My column at Role/Reboot this week features an interview with the founder of masculinity studies, the wonderful activist and scholar Michael Kimmel – and with his 13 year-old son Zachary, who has just started blogging about gender justice. As a father of two with a four-month old son, I wanted to do what I’ve done many times in the past; turn to Michael for some wisdom.
When Zach was born, Michael had the same experience I’ve had with the birth of each of my children. Friends and family, knowing our views and what we do for a living, repeatedly told us both that “now you’ll see that biology really is destiny.” Kimmel noted that people tend to presume expertise resting solely on their own experience, issuing sweeping generalizations about gender roles “based on a sample size of one or two.”
Though the Kimmels never foisted feminist activism onto their son, since hitting his teens, Zach has increasingly embraced gender justice as part of his calling. Though he admitted that a lot of his eighth-grade peers don’t really understand feminism, Zach said they do mostly understand the problems of sexualization and perfectionism he wrote about in his Spark Summit piece. Michael pointed out that Zach also lives out his feminism in a less obvious way. Since he first started school, he’s had friends of both sexes. Even now, well into puberty, Zach maintains close friendships with girls as well as boys. “It’s difficult to dehumanize or objectify someone you know and like,” Michael argues, a point with which his son vigorously agrees.

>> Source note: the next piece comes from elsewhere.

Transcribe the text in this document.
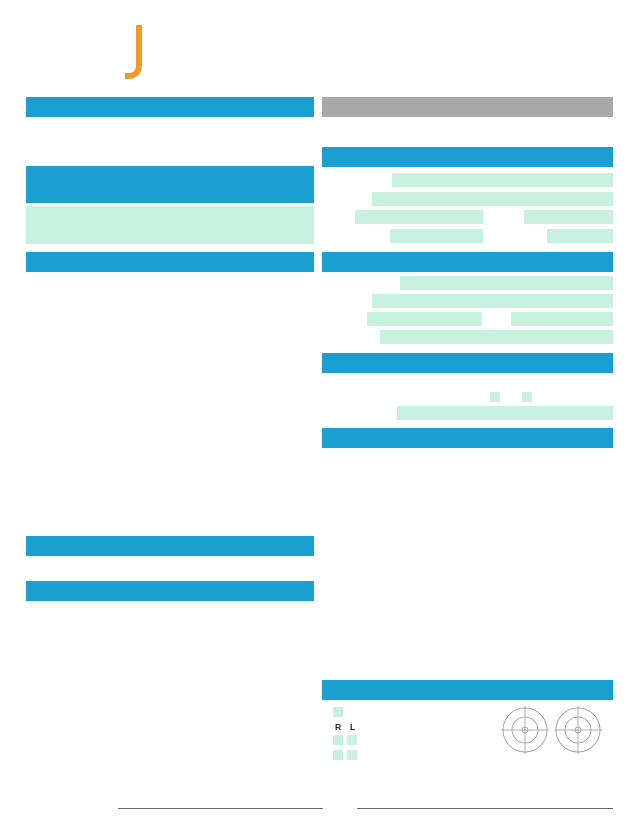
R L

By consciously pushing back against the socialized mystification of the opposite sex, Zach is bridging the artificial but rigid gender divide. “It’s a lot easier for me to be friends with girls than it is for most of my friends,” the younger Kimmel says, lamenting the unnecessary “drama” and “misunderstanding” that characterizes too many cross-sex friendships in his middle school.

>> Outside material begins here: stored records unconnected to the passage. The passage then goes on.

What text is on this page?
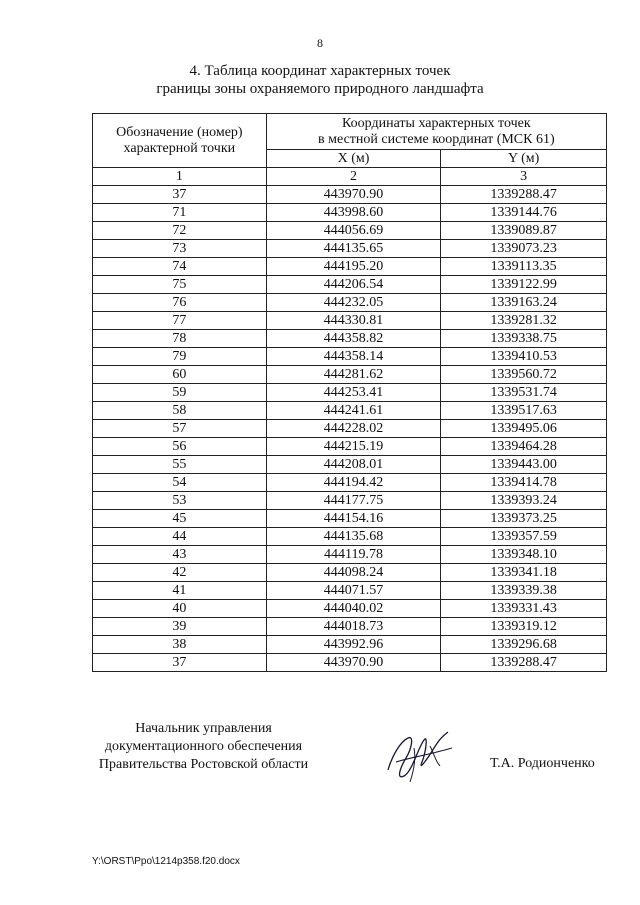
8
4. Таблица координат характерных точек
границы зоны охраняемого природного ландшафта
Обозначение (номер) характерной точки	Координаты характерных точек
в местной системе координат (МСК 61)	

	X (м)	Y (м)
1	2	3
37	443970.90	1339288.47
71	443998.60	1339144.76
72	444056.69	1339089.87
73	444135.65	1339073.23
74	444195.20	1339113.35
75	444206.54	1339122.99
76	444232.05	1339163.24
77	444330.81	1339281.32
78	444358.82	1339338.75
79	444358.14	1339410.53
60	444281.62	1339560.72
59	444253.41	1339531.74
58	444241.61	1339517.63
57	444228.02	1339495.06
56	444215.19	1339464.28
55	444208.01	1339443.00
54	444194.42	1339414.78
53	444177.75	1339393.24
45	444154.16	1339373.25
44	444135.68	1339357.59
43	444119.78	1339348.10
42	444098.24	1339341.18
41	444071.57	1339339.38
40	444040.02	1339331.43
39	444018.73	1339319.12
38	443992.96	1339296.68
37	443970.90	1339288.47
Начальник управления
документационного обеспечения
Правительства Ростовской области	Т.А. Родионченко
Y:\ORST\Ppo\1214p358.f20.docx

When I asked about how things had changed for teen guys since Michael was his son’s age, the elder Kimmel brought up his son’s yearbook. In addition to several good female friends, Zach also has several wonderful male buddies. Last spring, one of the best of these signed Zach’s yearbook with an entirely un-ironic “I love you.” Michael and I laughed ruefully about how dangerous it would have been for any boy to have written that in another guy’s yearbook when we were 13; Zach averred that these displays of masculine devotion are “normal and accepted” in his school. As his father put it (echoing the recent excellent work of C.J. Pascoe), male homophobia has “disappeared so fast, it’s like it’s fallen off a cliff” within just the past decade.